Nurturing the Five Merits


Translated By Andrew Yang

A key to practicing Buddhism is generating a bodhicitta, that is, initiating a solemn vow that inspires oneself and others to attain Buddhahood. Specifically, developing a mind aimed at awakening by following the way of bodhisattvas benefits not just oneself but others as well by affording peace and joy through altruism.

Thus, in Buddhist language, cultivating a bodhicitta is seeking a path to Buddhahood and liberating all sentient beings. To achieve this goal, all bodhisattvas with the aspiring vow should strive to nurture five merits: faith, abstinence, hearing teachings, charity and wisdom.

To begin with, faith is firm belief and full confidence, and followers approach Buddhism foremost through faith in The Three Jewels of Buddha, Dharma and Sangha. The Mahayana Awakening of Faith lists four kinds of belief. “One is a belief in the root, rejoicing in thoughts of the true nature of things. The second is a belief in Buddha’s immeasurable merit and virtue, being mindful that one should always think of him and stay close in support and veneration, to plant good roots and aspire to seek all wisdom. The third is a belief in the Dharma’s great benefit, always remembering to practise the various paramitas. The fourth is a belief that the sangha behaves righteously in all its practice to benefit itself and others, while keeping close to the bodhisattvas and practising what is learnt from them.” Only by faith along with perfect sincerity may practitioners devote themselves to cultivation with single-minded diligence. At the beginning of one’s practice, it is normal to have doubts or a poor understanding of the principles. What one needs to do is gain correct knowledge and experience through listening, thinking and practice, and resolve and remove doubts. Once the doubts are eliminated, a firm belief may be established, and thus it is said that elimination of doubts creates faith. As Treatise on the Great Virtue of Wisdom points out, “The great ocean of the Buddhist Dharma may be entered by faith. It may be crossed by wisdom”, indicating that faith is the gateway to Buddhism while wisdom is the means of liberation.
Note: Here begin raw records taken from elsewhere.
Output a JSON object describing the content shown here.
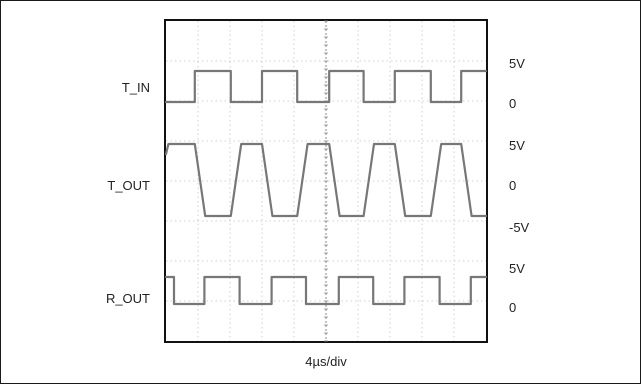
{
  "chart_data": {
    "type": "line",
    "title": "",
    "xlabel": "4µs/div",
    "ylabel": "",
    "grid": true,
    "x_divisions": 10,
    "y_divisions": 8,
    "time_per_div_us": 4,
    "x_range_us": [
      0,
      40
    ],
    "series": [
      {
        "name": "T_IN",
        "y_tick_labels": [
          "5V",
          "0"
        ],
        "low_v": 0,
        "high_v": 5,
        "points_us_v": [
          [
            0,
            0
          ],
          [
            3.6,
            0
          ],
          [
            3.6,
            5
          ],
          [
            8.1,
            5
          ],
          [
            8.1,
            0
          ],
          [
            12.0,
            0
          ],
          [
            12.0,
            5
          ],
          [
            16.4,
            5
          ],
          [
            16.4,
            0
          ],
          [
            20.4,
            0
          ],
          [
            20.4,
            5
          ],
          [
            24.7,
            5
          ],
          [
            24.7,
            0
          ],
          [
            28.6,
            0
          ],
          [
            28.6,
            5
          ],
          [
            33.1,
            5
          ],
          [
            33.1,
            0
          ],
          [
            36.9,
            0
          ],
          [
            36.9,
            5
          ],
          [
            40,
            5
          ]
        ]
      },
      {
        "name": "T_OUT",
        "y_tick_labels": [
          "5V",
          "0",
          "-5V"
        ],
        "low_v": -5,
        "high_v": 5,
        "points_us_v": [
          [
            0,
            3.6
          ],
          [
            0.3,
            5
          ],
          [
            3.6,
            5
          ],
          [
            4.9,
            -5
          ],
          [
            8.1,
            -5
          ],
          [
            9.4,
            5
          ],
          [
            12.0,
            5
          ],
          [
            13.3,
            -5
          ],
          [
            16.4,
            -5
          ],
          [
            17.7,
            5
          ],
          [
            20.4,
            5
          ],
          [
            21.7,
            -5
          ],
          [
            24.7,
            -5
          ],
          [
            26.0,
            5
          ],
          [
            28.6,
            5
          ],
          [
            29.9,
            -5
          ],
          [
            33.1,
            -5
          ],
          [
            34.4,
            5
          ],
          [
            36.9,
            5
          ],
          [
            38.2,
            -5
          ],
          [
            40,
            -5
          ]
        ]
      },
      {
        "name": "R_OUT",
        "y_tick_labels": [
          "5V",
          "0"
        ],
        "low_v": 0,
        "high_v": 5,
        "points_us_v": [
          [
            0,
            5
          ],
          [
            1.0,
            5
          ],
          [
            1.0,
            0
          ],
          [
            4.8,
            0
          ],
          [
            4.8,
            5
          ],
          [
            9.2,
            5
          ],
          [
            9.2,
            0
          ],
          [
            13.2,
            0
          ],
          [
            13.2,
            5
          ],
          [
            17.5,
            5
          ],
          [
            17.5,
            0
          ],
          [
            21.6,
            0
          ],
          [
            21.6,
            5
          ],
          [
            25.9,
            5
          ],
          [
            25.9,
            0
          ],
          [
            29.8,
            0
          ],
          [
            29.8,
            5
          ],
          [
            34.2,
            5
          ],
          [
            34.2,
            0
          ],
          [
            38.1,
            0
          ],
          [
            38.1,
            5
          ],
          [
            40,
            5
          ]
        ]
      }
    ]
  }
}
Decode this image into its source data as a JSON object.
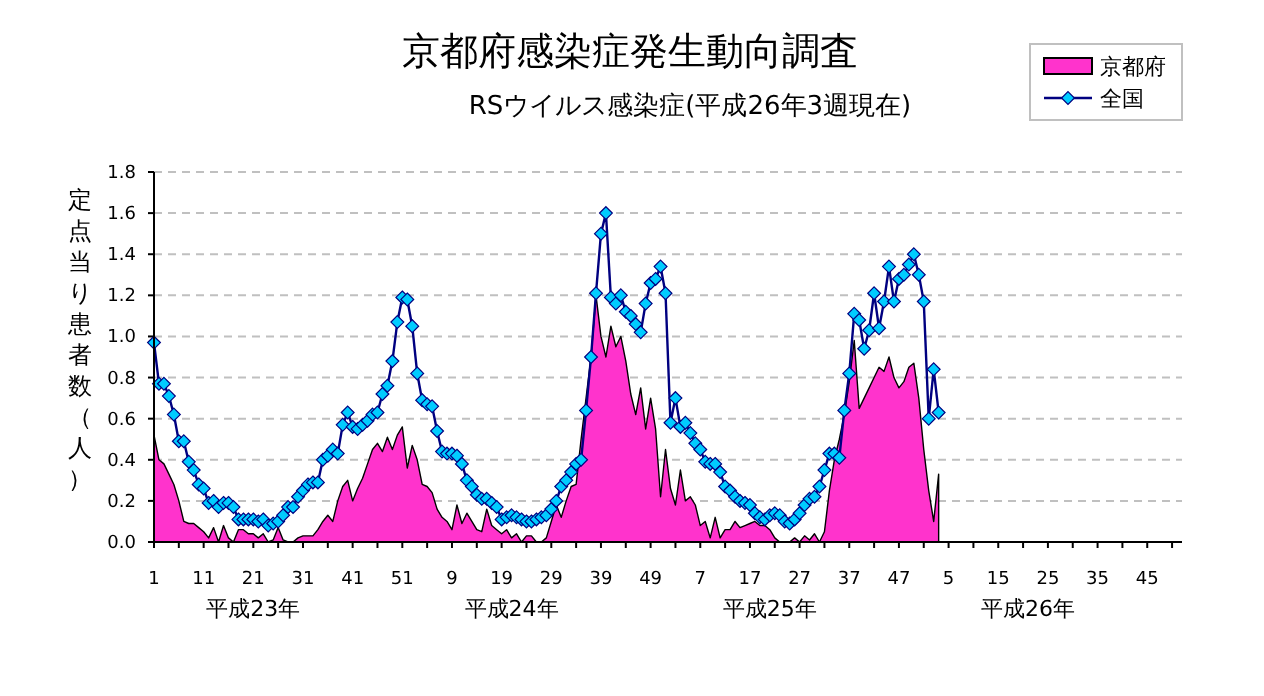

The second merit is abstinence, which is observing precepts to prevent wrongdoing, stop evil, do good and increase blessedness. To observe precepts is to protect the purity of the mind, as only with a pure mind can we prevent wrongdoing and stop evil. Lay practitioners, too, must strictly follow the five Buddhist precepts: no killing, no stealing, no sexual misconduct, no lying and no consuming intoxicants. They are a foundation of human ethics and morality, with which individuals, families and society may follow one standard of behaviour, enabling all to live in peace and harmony. Furthermore, the five precepts coincide with the five constant virtues codified in Confucian ethics, i.e., benevolence, righteousness, propriety, wisdom and sincerity. Much like the two sides of a coin, the five precepts focus on stopping evil whereas the five virtues emphasize doing good. As one obeys the five precepts, the five virtues will follow and grow in the meantime.

The third is the merit of hearing. Practitioners with sincere faith and virtuous conduct have secured a prerequisite for cultivation. To continue, one must be exposed to the Dharma through hearing it, to be able to tell apart good and evil and grow an insight to rectify their way of thinking. Further, one must learn extensively the sacred teachings of the supramundane, understand the Dharma principles and practise them earnestly, to gain the so-called right knowledge, right view and right thinking. Scriptures say, “Through hearing, know what is good, what is evil and what is Nirvana.” Hearing teachings helps one know the Dharma, keep away from sins and immorality and attain Nirvana.

The fourth is the merit of charity. The foregoing three merits of faith, abstinence and hearing advocate self-help for the practitioner, but to cultivate Buddhism is to benefit others at the same time, and so one must practise a routine aimed specifically at this goal. The merit of charity uses generosity through sharing wealth, learning and spiritual support to achieve altruism.

The fifth merit is wisdom, known as prajna in Buddhism. It is pure wisdom free from defilement and is hence distinct from worldly intelligence. Mundane intelligence is defiled with an unwholesome differentiation between opposites such as good and evil, right and wrong, merit and demerit or advantage and disadvantage, and is entangled with agony and affliction. In contrast, Buddhist prajna is true and transcendent wisdom that does not increase with the sage nor decrease with the lay. It casts off all confusion, ignorance and delusional discrimination, enabling the cultivator to attain the true nature of all things in the universe. In order to bring forth this prajna through cultivation, one must start with hearing the Dharma and proceed with right thinking and right practice. With such amazing wisdom, one may attain bodhi, end the cycle of death and rebirth and free sentient beings from samsara.

Ladies and Gentlemen, if those who follow Buddhism assiduously practise and live up to these five merits of faith, abstinence, hearing, charity and wisdom, they may indeed grow into cultivators with a near-perfect character.